Эссекс прижался спиной к теплым изразцам и еще раз внимательно посмотрел на Мак-Грегора. Впервые он видел своего помощника без его измятого пальто. Эссекс не находил в наружности Мак-Грегора никаких особых примет, по которым можно было бы определить поточнее, что он за человек. Худощавый, высокий, почти одного роста с Эссексом. Лицо узкое, с очень нежной кожей, лицо человека замкнутого, который обо всем думает по-своему и держит свои мысли про себя. Волосы редкие и прямые, но это шло к нему. Такие волосы до старости не меняются. У Эссекса у самого такие, но, конечно, гораздо лучше подстрижены и причесаны. Кроме этого, между ними не было никакого сходства. У Эссекса – нос с горбинкой, у Мак-Грегора – прямой и тонкий, типичный нос шотландца. У Эссекса глаза живые и смеющиеся, у Мак-Грегора – спокойные и бесстрастные. Одевались они тоже по-разному. На Эссексе был хороший фланелевый костюм, на Мак-Грегоре – шерстяная пара в елочку, висевшая на нем мешком. Эссекс досадливо поморщился: он считал, что каждый мужчина должен одеваться со вкусом, даже если он не очень аккуратен в своей одежде. Неряшливое и неэлегантное платье Мак-Грегора как-то не вязалось с его подтянутостью и независимой манерой держаться. Эссекс не любил противоречий в своих сотрудниках; он тщательно приглядывался к Мак-Грегору, прикидывая, с какой бы стороны подступиться к нему, чтобы сделать из него верного и ревностного единомышленника. Среди этих раздумий Эссекс задремал, и, когда он проснулся, Мак-Грегор уже сидел возле него на полу.

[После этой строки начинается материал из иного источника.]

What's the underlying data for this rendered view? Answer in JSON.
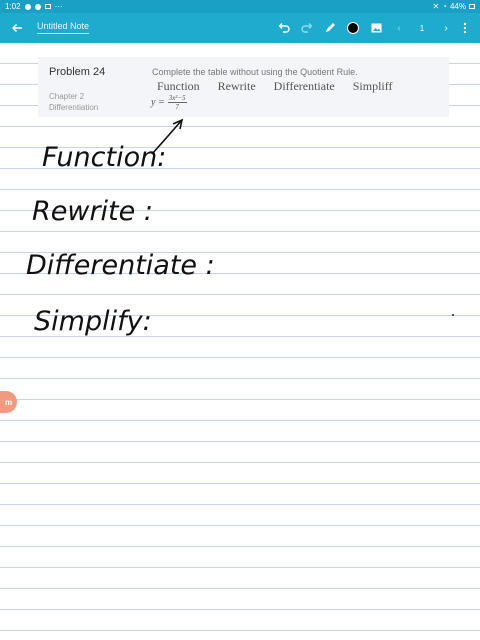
{
  "status_bar": {
    "time": "1:02",
    "battery": "44%",
    "more": "···"
  },
  "toolbar": {
    "title": "Untitled Note",
    "page_number": "1",
    "pen_color": "#000000",
    "accent": "#1eabce"
  },
  "problem": {
    "title": "Problem 24",
    "chapter": "Chapter 2",
    "topic": "Differentiation",
    "question": "Complete the table without using the Quotient Rule.",
    "headers": [
      "Function",
      "Rewrite",
      "Differentiate",
      "Simpliff"
    ],
    "formula_lhs": "y =",
    "formula_numerator": "3x²−5",
    "formula_denominator": "7"
  },
  "handwriting": {
    "line1": "Function:",
    "line2": "Rewrite :",
    "line3": "Differentiate :",
    "line4": "Simplify:"
  },
  "logo": {
    "text": "m"
  }
}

– Они вызывали Москву? – спросил Эссекс.
– Да, – ответил Мак-Грегор, – и дозвонились.
– Вы говорили с посольством?
– Нет. Пилот сказал, что посольству сообщат о нас.
– Может быть, нам не следовало бы перепоручать это нашим русским друзьям.
– Если те, с кем пилот говорил, не забудут передать, то все в порядке, – сказал Мак-Грегор.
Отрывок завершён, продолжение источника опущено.